The NFLPA is not the first labor organization of its kind to turn to the business world for leadership. Tamika Tremaglio took over as the NBPA executive director in 2022 after retiring from the accounting behemoth, Deloitte. The Washington Post described her as having a “gentler touch,” than her predecessor Michele Roberts.

NBPA president C.J. McCollum was quoted extensively in that piece. He appreciates how she discusses ways for the players to not only manage their money but to grow it. McCollum also talked about wanting players to generate equity in the way that owners do and flatly said, “It’s crazy that we’re not able to invest alongside the ownership groups in independent deals.”

That quote has me concerned about players associations becoming more friendly to people on the other side of the negotiating table against them. The necessity of unions is that workers face an inherent disadvantage against management when it comes to finances. Where workers draw their power is the fact that they outnumber management. So when they show a willingness to fight, then management is forced to negotiate compensation in good faith.

After the fight that the MLBPA went through during the 1960s and 1970s to eliminate the reserve clause and usher in free agency, the NBA’s first unrestricted free agent was Tom Chambers in 1988. Free agency did not come to the NFL until 1993. And in 2011, NFL and NBA ownership fought the players with everything they had to flip the revenue split back in their favor.

At the conclusion of the 2011 NFL lockout, the revenue split between players and team owners went from 50/50 to 53/47 in favor of the owners. For the players, revenue can currently climb as high as 48.8 percent. The NBA lockout that same year went longer with only 66 regular-season games ended up being played that season. The players’ share of revenue decreased from 57 percent down to 50. Currently, NBA players receive anywhere from 49-51 percent.

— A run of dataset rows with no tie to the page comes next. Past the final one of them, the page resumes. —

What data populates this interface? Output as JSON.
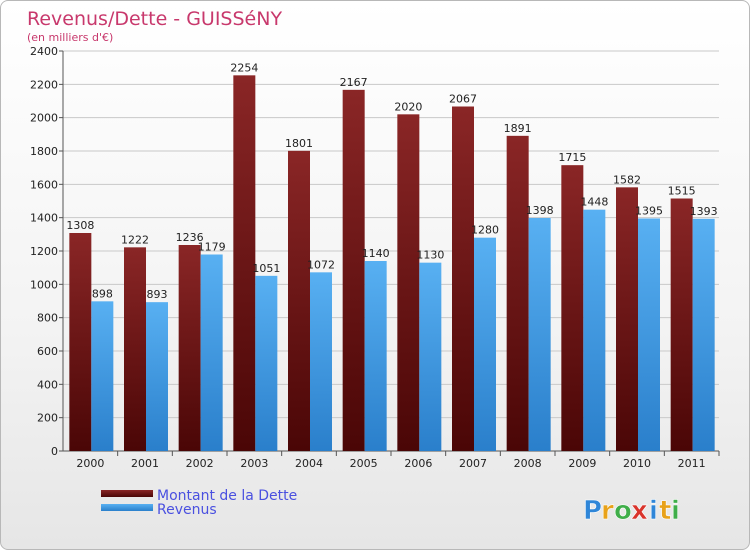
{
  "chart_data": {
    "type": "bar",
    "title": "Revenus/Dette - GUISSéNY",
    "subtitle": "(en milliers d'€)",
    "categories": [
      "2000",
      "2001",
      "2002",
      "2003",
      "2004",
      "2005",
      "2006",
      "2007",
      "2008",
      "2009",
      "2010",
      "2011"
    ],
    "series": [
      {
        "name": "Montant de la Dette",
        "color": "#7a1a1a",
        "values": [
          1308,
          1222,
          1236,
          2254,
          1801,
          2167,
          2020,
          2067,
          1891,
          1715,
          1582,
          1515
        ]
      },
      {
        "name": "Revenus",
        "color": "#3d9be9",
        "values": [
          898,
          893,
          1179,
          1051,
          1072,
          1140,
          1130,
          1280,
          1398,
          1448,
          1395,
          1393
        ]
      }
    ],
    "ylim": [
      0,
      2400
    ],
    "yticks": [
      0,
      200,
      400,
      600,
      800,
      1000,
      1200,
      1400,
      1600,
      1800,
      2000,
      2200,
      2400
    ],
    "grid": true,
    "legend_position": "bottom-left"
  },
  "logo": {
    "text": "Proxiti",
    "letters": [
      {
        "ch": "P",
        "color": "#2f86d8"
      },
      {
        "ch": "r",
        "color": "#e8a21a"
      },
      {
        "ch": "o",
        "color": "#3fae49"
      },
      {
        "ch": "x",
        "color": "#d9342b"
      },
      {
        "ch": "i",
        "color": "#2f86d8"
      },
      {
        "ch": "t",
        "color": "#e8a21a"
      },
      {
        "ch": "i",
        "color": "#3fae49"
      }
    ]
  }
}
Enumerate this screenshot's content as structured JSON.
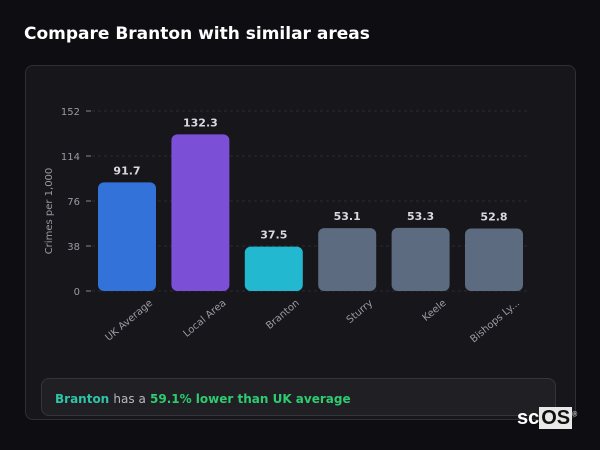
{
  "header": {
    "title": "Compare Branton with similar areas"
  },
  "chart_data": {
    "type": "bar",
    "title": "",
    "xlabel": "",
    "ylabel": "Crimes per 1,000",
    "ylim": [
      0,
      152
    ],
    "yticks": [
      0,
      38,
      76,
      114,
      152
    ],
    "grid": true,
    "categories": [
      "UK Average",
      "Local Area",
      "Branton",
      "Sturry",
      "Keele",
      "Bishops Ly..."
    ],
    "values": [
      91.7,
      132.3,
      37.5,
      53.1,
      53.3,
      52.8
    ],
    "data_labels": [
      "91.7",
      "132.3",
      "37.5",
      "53.1",
      "53.3",
      "52.8"
    ],
    "colors": [
      "#3373d9",
      "#7b4fd6",
      "#22b8cf",
      "#5c6b80",
      "#5c6b80",
      "#5c6b80"
    ]
  },
  "summary": {
    "area": "Branton",
    "middle": "has a",
    "comparison": "59.1% lower than UK average"
  },
  "logo": {
    "text_sc": "sc",
    "text_os": "OS",
    "mark": "®"
  }
}
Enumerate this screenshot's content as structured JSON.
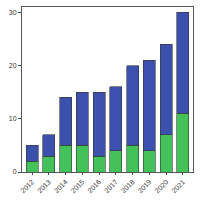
{
  "chart_data": {
    "type": "bar",
    "stacked": true,
    "grid": false,
    "categories": [
      "2012",
      "2013",
      "2014",
      "2015",
      "2016",
      "2017",
      "2018",
      "2019",
      "2020",
      "2021"
    ],
    "series": [
      {
        "color": "#44c25a",
        "values": [
          2,
          3,
          5,
          5,
          3,
          4,
          5,
          4,
          7,
          11
        ]
      },
      {
        "color": "#3c50ad",
        "values": [
          3,
          4,
          9,
          10,
          12,
          12,
          15,
          17,
          17,
          19
        ]
      }
    ],
    "ylim": [
      0,
      31
    ],
    "yticks": [
      0,
      10,
      20,
      30
    ]
  }
}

While a hard salary cap like the NFL’s is a non-starter for the NBPA, the current collective bargaining agreement is clawing for it like a sit-and-reach test in school. The new NBA agreement was signed into league law in April. While teams have more of an obligation to reach the salary floor, spending past the luxury tax line will incur far more penalties than simply $3 for every dollar.

NBA franchises with payrolls that exceed the second apron of the luxury tax will have limits on avenues to acquire talent. They will have no mid-level exception or be allowed to take in more salary than sent away in a trade. The luxury tax was bad enough, but now the NBA is instituting hard restrictions on how teams high enough into the tax are permitted to acquire talent.

The NFL Collective Bargaining Agreement is intact until 2030. Howell has a ways to go before the players count on him to bear his teeth. Who knows how television will even operate then, but it’s likely that the NFL will still be the most viewed program. For most of spring 2023, NBA playoff games were the most viewed telecasts among people under 50 years old.

Professional sports leagues still provide great value to the owners of organizations. The athletes who provide that value have reached out to people on that same side of the table for representation. They need to question if these big business lifers truly have laborers’ best interests at heart.